Le travail du sexe en France : quelques données
Les chiffres sur la prostitution en France sont à prendre avec précaution. En effet, le phénomène est très mal documenté et nombre de données sont tirées des données de police qui ne rendent compte que d’un aspect : les infractions constatées. C’est un sérieux biais qui ne permet pas d’appréhender la situation réelle. Selon les chiffres de l'Office central pour la répression de la traite des êtres humains (OCRTEH), le nombre de travailleuses du sexe en France serait d'environ 30 000. Ce chiffre est, explique l’AFP, issu du nombre de personnes mises en cause pour racolage, de victimes de la traite ou de proxénétisme identifiées dans les procédures judiciaires. La délégation aux Droits des femmes de l'Assemblée Nationale parle de 20 000 à 40 000 personnes, mais ne cite pas ses sources. Le nombre de travailleuses du sexe exerçant dans la rue est estimé autour de 20 000. Une partie de la prostitution reste invisible : celle sur Internet, dans les bars à hôtesses et salons de massage, la prostitution étudiante et occasionnelle. Le Syndicat du travail sexuel (Strass) parle de 400 000 prostituées dans toute la France. Selon un rapport de la police judiciaire de 2014, 658 "lieux à risque prostitutionnel" (bars de nuit, salons de massages, etc.) ont été identifiés en 2013. Les hommes ne représentent qu'entre 10 et 20 % de la prostitution de rue. 80 % des prostituées sont d'origine étrangère, selon l'Office central pour la répression de la traite des êtres humains (OCRTEH). Depuis 2003, le nombre de condamnations pour proxénétisme aggravé reste stable, entre 600 et 800 par an, selon les données du casier judiciaire national. En 2013, 45 réseaux transnationaux de prostitution ont été démantelés. 662 personnes ont été mises en cause en 2013 pour des faits de proxénétisme, soit une augmentation de 15,7 % par rapport à 2012. 1 146 personnes ont été mises en cause pour racolage

Marisol Touraine rappelle l’importance de protéger les personnes prostituées
Dans un communiqué de presse, la ministre des Affaires sociales, de la Santé et des Droits des femmes, dit regretter "la régression des droits des femmes dans le texte adopté [le 30 mars au Sénat, ndlr] et rappelle l’importance de ce texte qui doit protéger les personnes prostituées et construire une société où l'argent ne permettra plus de légitimer la violence.
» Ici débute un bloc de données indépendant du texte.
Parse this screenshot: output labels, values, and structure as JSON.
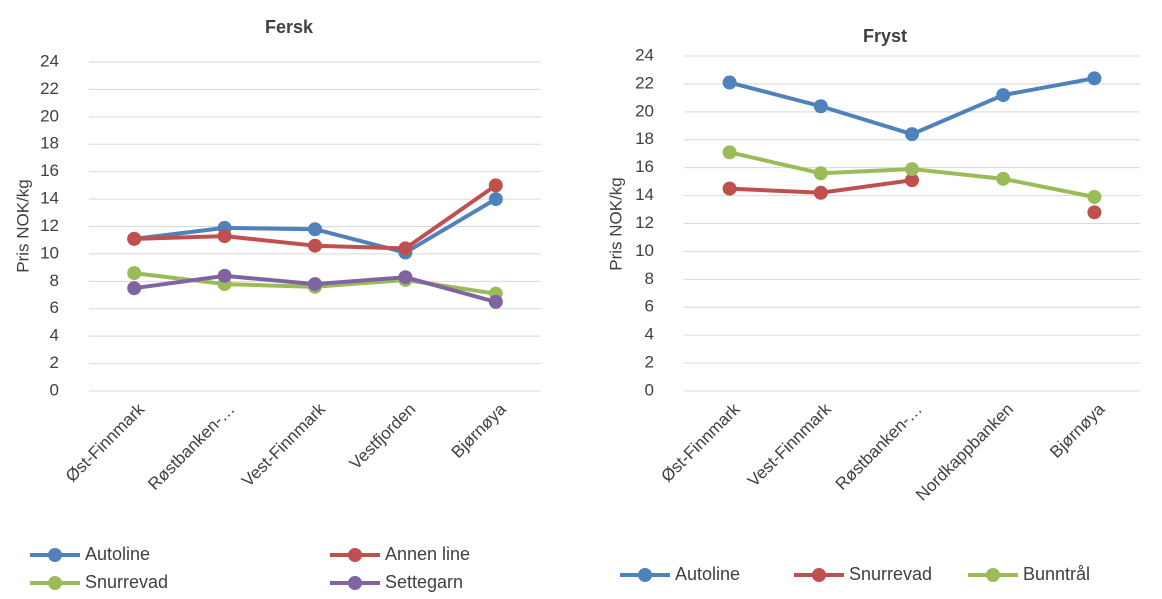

C'est aujourd'hui à des réseaux internationaux de traite des êtres humains que la France doit faire face. Plusieurs dizaines de milliers de femmes, mais aussi d’hommes, mineurs et majeurs, sont maintenus sous la coupe de ces réseaux, par la violence, le chantage, la tromperie. Rétabli par l’UMP, le délit de racolage en fait des coupables au lieu de les reconnaître comme des victimes. Il constitue un obstacle majeur à leur accompagnement par les associations spécialisées. La suppression des mesures de responsabilisation des clients votées à l’Assemblée nationale nous prive d’un outil majeur pour faire reculer la demande et donc la prostitution. Il est temps que la France se dote des outils législatifs qui permettent de protéger les personnes prostituées et de faire reculer ces réseaux, dans un cadre qui garantira leur accompagnement sanitaire et social". La ministre rappelle enfin "sa détermination à agir au quotidien pour le respect des principaux fondamentaux de dignité humaine et d'égalité entre les femmes et les hommes".